In the landscape of Indiana education politics, it’s rare to find a topic people on opposite political and ideological sides agree on. But over the last few years, one such topic has come forward: affordable pre-k.
Most of the people working toward this goal agree the state should offer funding to make that possible. But opinions diverge there, over how much funding and who should qualify.
Some believe every child in the state should attend pre-k on the state’s dime, others think we should focus on low-income families.
And this discussion is in the public spotlight now, with the upcoming election and the 2017 General Assembly determining a new two year budget.
Why make pre-k more affordable?
The reason everyone agrees pre-k should be a priority is because research shows kids who attend a high quality preschool do dramatically better in school later on than kids who do not.
A report published this month by the Brookings Institution studied the Head Start program. It found kids who attended the federally funded pre-k program were more likely to graduate from high school, attend college or complete some sort of post-secondary program.
In response to the number of these studies endorsing the importance of pre-k, 42 states and the District of Columbia established state funded programs to get more kids into pre-k classrooms.
For many years, Indiana was one of eight states without a state funded preschool program, which changed in 2014.
Pre-K Pilot Program Put Indiana On The Map
The 2014 General Assembly changed Indiana’s status as one of a handful of states without a state funded program. Governor Mike Pence championed the pilot program, called On My Way Pre-k, which gave scholarships to low income families in five counties in Indiana.
The program enrolled 400 students in the first year, which is less than one percent of four-year-olds in the state. More than 1,000 students applied in these five counties alone, demonstrating a demand for the assistance.

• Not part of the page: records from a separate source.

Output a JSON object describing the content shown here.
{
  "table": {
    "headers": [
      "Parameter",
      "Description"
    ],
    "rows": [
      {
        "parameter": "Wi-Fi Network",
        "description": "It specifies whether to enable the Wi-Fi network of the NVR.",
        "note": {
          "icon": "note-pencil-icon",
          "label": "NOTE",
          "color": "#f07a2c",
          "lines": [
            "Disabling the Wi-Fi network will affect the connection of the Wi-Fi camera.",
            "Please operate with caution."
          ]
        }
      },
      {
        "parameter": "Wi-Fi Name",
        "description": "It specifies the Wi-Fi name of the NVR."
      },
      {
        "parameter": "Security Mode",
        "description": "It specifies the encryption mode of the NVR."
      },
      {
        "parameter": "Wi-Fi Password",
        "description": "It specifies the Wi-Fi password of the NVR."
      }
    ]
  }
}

The counties included in the pilot program are Allen, Vanderburgh, Lake, Marion and Jackson. They were chosen to be representative of the state. Some are rural, some are urban, they are meant to represent a range and measure On My Way Pre-k’s ability to succeed in different communities across the state.
The legislation that created the program set aside money for two years, and that budget expires this year.

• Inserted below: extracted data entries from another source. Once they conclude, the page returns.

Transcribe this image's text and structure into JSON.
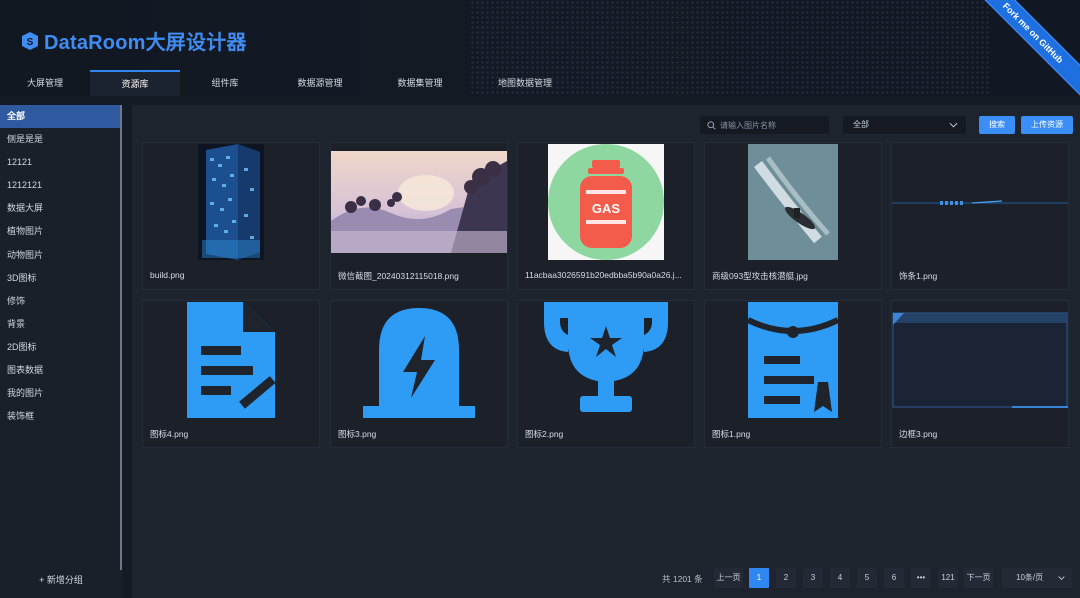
{
  "header": {
    "brand": "DataRoom大屏设计器",
    "ribbon": "Fork me on GitHub",
    "tabs": [
      "大屏管理",
      "资源库",
      "组件库",
      "数据源管理",
      "数据集管理",
      "地图数据管理"
    ],
    "active_tab": 1
  },
  "sidebar": {
    "items": [
      "全部",
      "侧是是是",
      "12121",
      "1212121",
      "数据大屏",
      "植物图片",
      "动物图片",
      "3D图标",
      "修饰",
      "背景",
      "2D图标",
      "图表数据",
      "我的图片",
      "装饰框"
    ],
    "active": 0,
    "add_group": "+ 新增分组"
  },
  "toolbar": {
    "search_placeholder": "请输入图片名称",
    "select_value": "全部",
    "search_button": "搜索",
    "upload_button": "上传资源"
  },
  "cards": [
    {
      "name": "build.png",
      "icon": "building-thumbnail"
    },
    {
      "name": "微信截图_20240312115018.png",
      "icon": "landscape-thumbnail"
    },
    {
      "name": "11acbaa3026591b20edbba5b90a0a26.j...",
      "icon": "gas-tank-thumbnail",
      "label": "GAS"
    },
    {
      "name": "商级093型攻击核潜艇.jpg",
      "icon": "submarine-thumbnail"
    },
    {
      "name": "饰条1.png",
      "icon": "strip-thumbnail"
    },
    {
      "name": "图标4.png",
      "icon": "document-edit-icon"
    },
    {
      "name": "图标3.png",
      "icon": "lightning-icon"
    },
    {
      "name": "图标2.png",
      "icon": "trophy-icon"
    },
    {
      "name": "图标1.png",
      "icon": "clipboard-icon"
    },
    {
      "name": "边框3.png",
      "icon": "border-frame-thumbnail"
    }
  ],
  "pagination": {
    "total": "共 1201 条",
    "prev": "上一页",
    "next": "下一页",
    "pages": [
      "1",
      "2",
      "3",
      "4",
      "5",
      "6",
      "•••",
      "121"
    ],
    "active_page": "1",
    "page_size": "10条/页"
  },
  "colors": {
    "accent": "#2f87f2",
    "brand": "#3f8cf2",
    "icon_blue": "#2e9bf5"
  }
}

The 2017 General Assembly can decide to continue this program, expand it or not go forward. But there is so much support to continue On My Way Pre-k or something similar, that it is likely the legislature will address it in some way.
Preschool for All
State superintendent Glenda Ritz and Democratic gubernatorial candidate John Gregg are advocating for universal pre-k in the state. Earlier this summer, the two announced a proposal to make preschool free for every kid in Indiana, regardless of income.
“Middle income families affording daycare and pre-K, it’s a stress on their budgets,” Ritz said at a press conference in June.
The plan Ritz and Gregg support would cost the state an estimated $150 million a year. The money would be allocated to 289 public schools with preschool programs, but they say it wouldn’t require families to enroll.
Ritz says the Department of Education will propose this program to the legislature in January.
Democrats proposed universal pre-k before the legislative 2014 session, when On My Way Pre-k passed. But convincing Republican to pass the small pilot program was a challenge in it of itself, as they were concerned with cost.
Preschool For Some
A new campaign, called All IN 4 Pre-K, would allow more lower income families to qualify. It is spearheaded by Early Learning Indiana and the United Way of Central Indiana, and it aims to expand the mission of On My Way Pre-k.
This initiative has the support of outgoing Eli Lilly CEO John Lechleiter, Indianapolis mayor Joe Hogsett, the Indiana Chamber of Commerce and Republican gubernatorial candidate Eric Holcomb.
This group wants to eliminate the lottery for the pilot program that rejects thousands of families. Less than four percent of the state’s four year olds are currently served by the pilot, and this group doesn’t want any low income families to be rejected.
Here are some of the recommendations this group is making to the legislature regarding the expansion of high quality pre-k:
- Expand how a family qualifies for a state program.
- Increase teacher education requirements, so pre-k teachers have more training.
- Establish ways to engage families in a child’s education.
- Make sure the pre-k programs foster a smooth transition to kindergarten and further schooling.
- Increase the funding for these programs, and find additional resources to increase state funding.
This proposal is expected to have wide legislative support. The 2017 General Assembly convenes in January and will craft a budget for the next two years.